4 hours later (and no clear idea where we were going, except that I now understood that Charyn Canyon is billed as Central Asia's "Grand Canyon" (it's definitely better I wasn't aware of this supposed comparison before arrival)), and a couple of stops (which I belatedly realized were intended for us to purchase a goat or two to sacrifice for lunch (or at least something to eat and drink for the five hours in a smouldering desert canyon)), we arrived at the canyon. The canyon was delightful, although one of my highlights was chuckling to see that Kazakh devushki (girls) behave just like (some of) their Russian compatriots, as ~6 of these girls loaded up their poor male companion like a pack mule while they clambered unencumbered up and down the canyon (predictably, a couple were in heels), complaining vociferously about pretty much any effort required... 5 hours later one of them noticed that I was strangely quiet (maybe it was the circling vultures) and offered me some water, after which a vociferous (and culturally enlightening) discussion ensued as to life in Western Kazakhstan vs. Moscow, NY & Australia, and KGB-style interrogation as to exactly why I didn't have a girlfriend or wife, after which, apparently satisfied I wasn't a circus freak (fooled her!), one of their number (approved by her mother) decided we would make a great couple... Thankfully I dashed from the bus at an early stop before I found myself writing my next travel report from the (distant) shores of the Aral Sea...
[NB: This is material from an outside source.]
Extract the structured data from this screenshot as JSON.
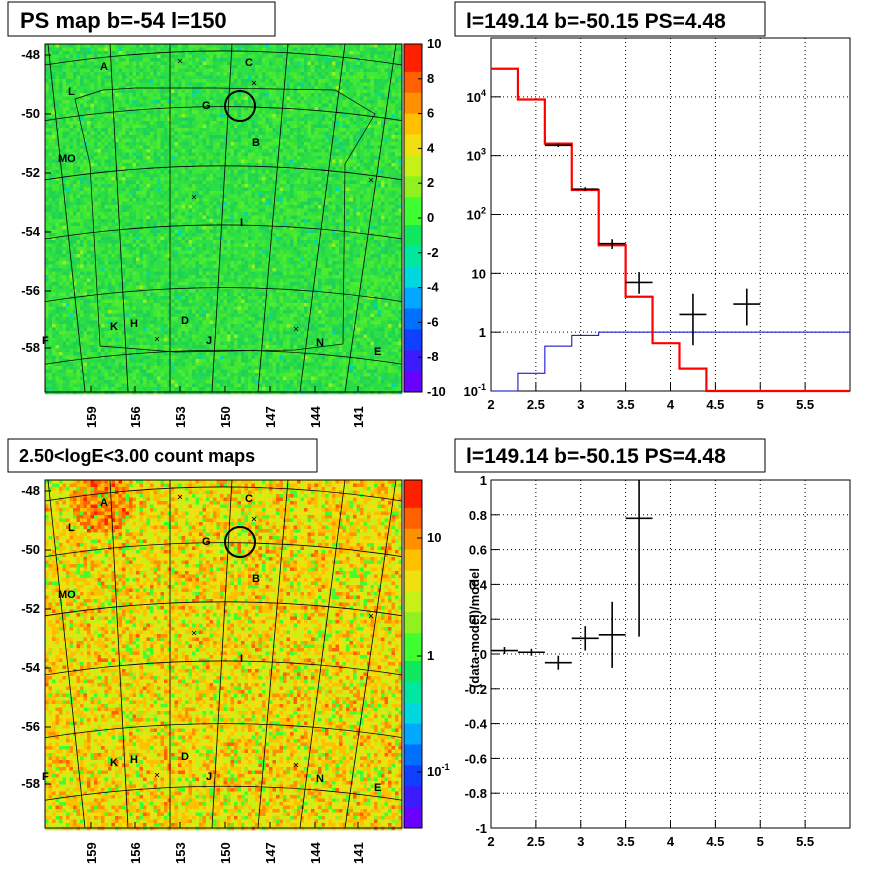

Monday started a little late, as I caught up on some sleep, and then Sergei (Katya's driver) took me to the fascinating Medau ice rink (largest in Central Asia! & Shymbulak ski resort (closed for the season)- as you can see, I hit all the Almaty hotspots!

As the evening before a public holiday, Monday night was a big night out. I had a great dinner with a new mate Stefan, and then met up with Sameer, Duke & Stephanie (an adventuresome Wharton 03 classmate and two Princeton in Asia interns), and we hit the nightlife and the rest of Almaty's hotspots...

On my final day, with spectacular weather and an amazing view of the mountains from Almaty, I had a leisurely Kazakh/Uzbek lunch w/ Joel, Katya & Dasha (it's always demoralizing when a 2-year-old speaks better Russian than me), then wandered the city before heading to the airport...
For those of you with a Borat fetish, there was little to be rewarding for you, although I did get a great photo of Pamela Anderson on the cover of a local paper... ; )

Next weekend- Ukraine!

My first post

As someone new to this whole blogging thing, I figured this might be an interesting way to keep people abreast of what's going on, as well as keep track of notable thoughts and events!